Comparison of strategies to efficiently combine repeated urine samples in biomarker-based studies.

BACKGROUND: In biomarker-based studies, collecting repeated biospecimens per participant can decrease measurement error, particularly for biomarkers displaying high within-subject variability. Guidelines to combine such repeated biospecimens do not exist. AIMS: To compare the efficiency of several designs relying on repeated biospecimens to estimate exposure over 7 days.
METHODS: We quantified triclosan and bisphenol A (BPA) in all urine voids (N = 427) collected over seven days from eight individuals. We estimated the volume-weighted concentrations for all urine samples collected during a week and compared these gold standards with the concentrations obtained for equal-volume pools (standardized or not for urine dilution), unequal-volume pools (based on sample volume or creatinine concentration), and for the mean of the creatinine-standardized concentrations measured in each spot sample.
RESULTS: For both chemicals, correlations with gold standards were similar for equal- and unequal-volume pooling designs.

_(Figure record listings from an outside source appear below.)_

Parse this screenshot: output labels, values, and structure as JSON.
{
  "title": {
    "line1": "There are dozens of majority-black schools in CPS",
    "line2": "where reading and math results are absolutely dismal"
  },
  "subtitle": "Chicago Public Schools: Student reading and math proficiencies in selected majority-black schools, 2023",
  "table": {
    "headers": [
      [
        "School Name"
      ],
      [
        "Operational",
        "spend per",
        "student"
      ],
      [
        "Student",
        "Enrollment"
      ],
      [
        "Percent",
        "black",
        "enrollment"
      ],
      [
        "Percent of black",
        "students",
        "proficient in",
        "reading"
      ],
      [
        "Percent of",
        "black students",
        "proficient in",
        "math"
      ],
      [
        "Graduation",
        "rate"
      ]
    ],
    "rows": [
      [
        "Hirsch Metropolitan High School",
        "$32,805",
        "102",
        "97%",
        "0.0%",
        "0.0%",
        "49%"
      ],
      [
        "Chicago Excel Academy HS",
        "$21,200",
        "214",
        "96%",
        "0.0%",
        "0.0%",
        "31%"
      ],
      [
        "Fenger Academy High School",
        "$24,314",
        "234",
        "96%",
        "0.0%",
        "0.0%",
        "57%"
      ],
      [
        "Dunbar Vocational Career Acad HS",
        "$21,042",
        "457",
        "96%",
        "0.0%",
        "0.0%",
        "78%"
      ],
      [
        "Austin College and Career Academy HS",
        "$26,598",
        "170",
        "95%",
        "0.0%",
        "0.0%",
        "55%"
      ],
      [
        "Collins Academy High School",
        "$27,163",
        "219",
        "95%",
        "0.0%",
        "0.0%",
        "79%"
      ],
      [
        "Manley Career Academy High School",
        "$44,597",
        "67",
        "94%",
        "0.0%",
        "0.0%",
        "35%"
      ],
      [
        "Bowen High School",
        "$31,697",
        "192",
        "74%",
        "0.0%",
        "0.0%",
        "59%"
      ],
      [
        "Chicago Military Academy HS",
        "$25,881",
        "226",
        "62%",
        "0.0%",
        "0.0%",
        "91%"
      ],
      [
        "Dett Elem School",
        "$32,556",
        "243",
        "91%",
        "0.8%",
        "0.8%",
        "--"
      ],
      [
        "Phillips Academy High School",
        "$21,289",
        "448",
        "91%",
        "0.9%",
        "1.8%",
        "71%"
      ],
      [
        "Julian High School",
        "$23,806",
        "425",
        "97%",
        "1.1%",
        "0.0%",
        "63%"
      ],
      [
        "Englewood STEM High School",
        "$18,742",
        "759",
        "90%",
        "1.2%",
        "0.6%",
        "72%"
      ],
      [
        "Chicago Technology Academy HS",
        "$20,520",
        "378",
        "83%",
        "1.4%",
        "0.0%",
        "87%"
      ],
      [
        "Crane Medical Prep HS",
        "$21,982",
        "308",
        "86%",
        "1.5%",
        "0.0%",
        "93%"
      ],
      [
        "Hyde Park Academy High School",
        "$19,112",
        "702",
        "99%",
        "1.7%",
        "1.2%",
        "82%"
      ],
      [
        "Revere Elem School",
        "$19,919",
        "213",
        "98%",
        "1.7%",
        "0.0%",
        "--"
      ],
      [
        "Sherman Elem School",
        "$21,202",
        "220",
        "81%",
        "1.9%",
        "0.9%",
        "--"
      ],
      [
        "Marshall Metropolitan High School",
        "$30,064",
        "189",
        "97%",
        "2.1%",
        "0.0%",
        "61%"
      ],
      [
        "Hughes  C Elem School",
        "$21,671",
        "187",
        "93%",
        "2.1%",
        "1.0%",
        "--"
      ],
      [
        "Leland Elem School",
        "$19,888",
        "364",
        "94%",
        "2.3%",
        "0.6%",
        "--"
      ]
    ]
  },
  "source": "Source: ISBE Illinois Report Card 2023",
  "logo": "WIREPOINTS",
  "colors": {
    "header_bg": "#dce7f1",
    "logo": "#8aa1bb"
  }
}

Only for BPA, correlation coefficients were markedly lower after standardization for specific gravity or creatinine of concentrations estimated in equal-volume pools. Averaging BPA creatinine-standardized concentrations measured in each spot sample led also to lower correlations with gold standards compared to those obtained for unstandardized pooling designs.

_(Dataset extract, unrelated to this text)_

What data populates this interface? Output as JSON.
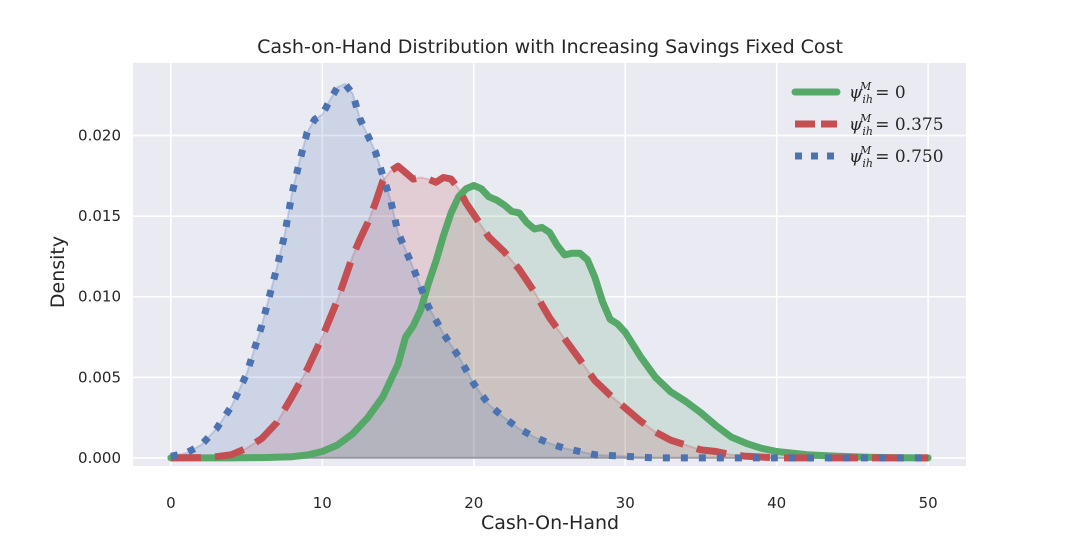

CONCLUSION: For BPA and triclosan, considering individual urine sample volume or creatinine concentrations when pooling is unnecessary because equal-volume pool adequately estimates concentrations in gold standards. Standardization for specific gravity or creatinine of the concentrations assessed in equal-volume pool as well as averaging creatinine-standardized concentrations measured in each individual spot sample are not suitable for BPA. These results provide a practical framework on how to combine repeated biospecimens in epidemiological studies.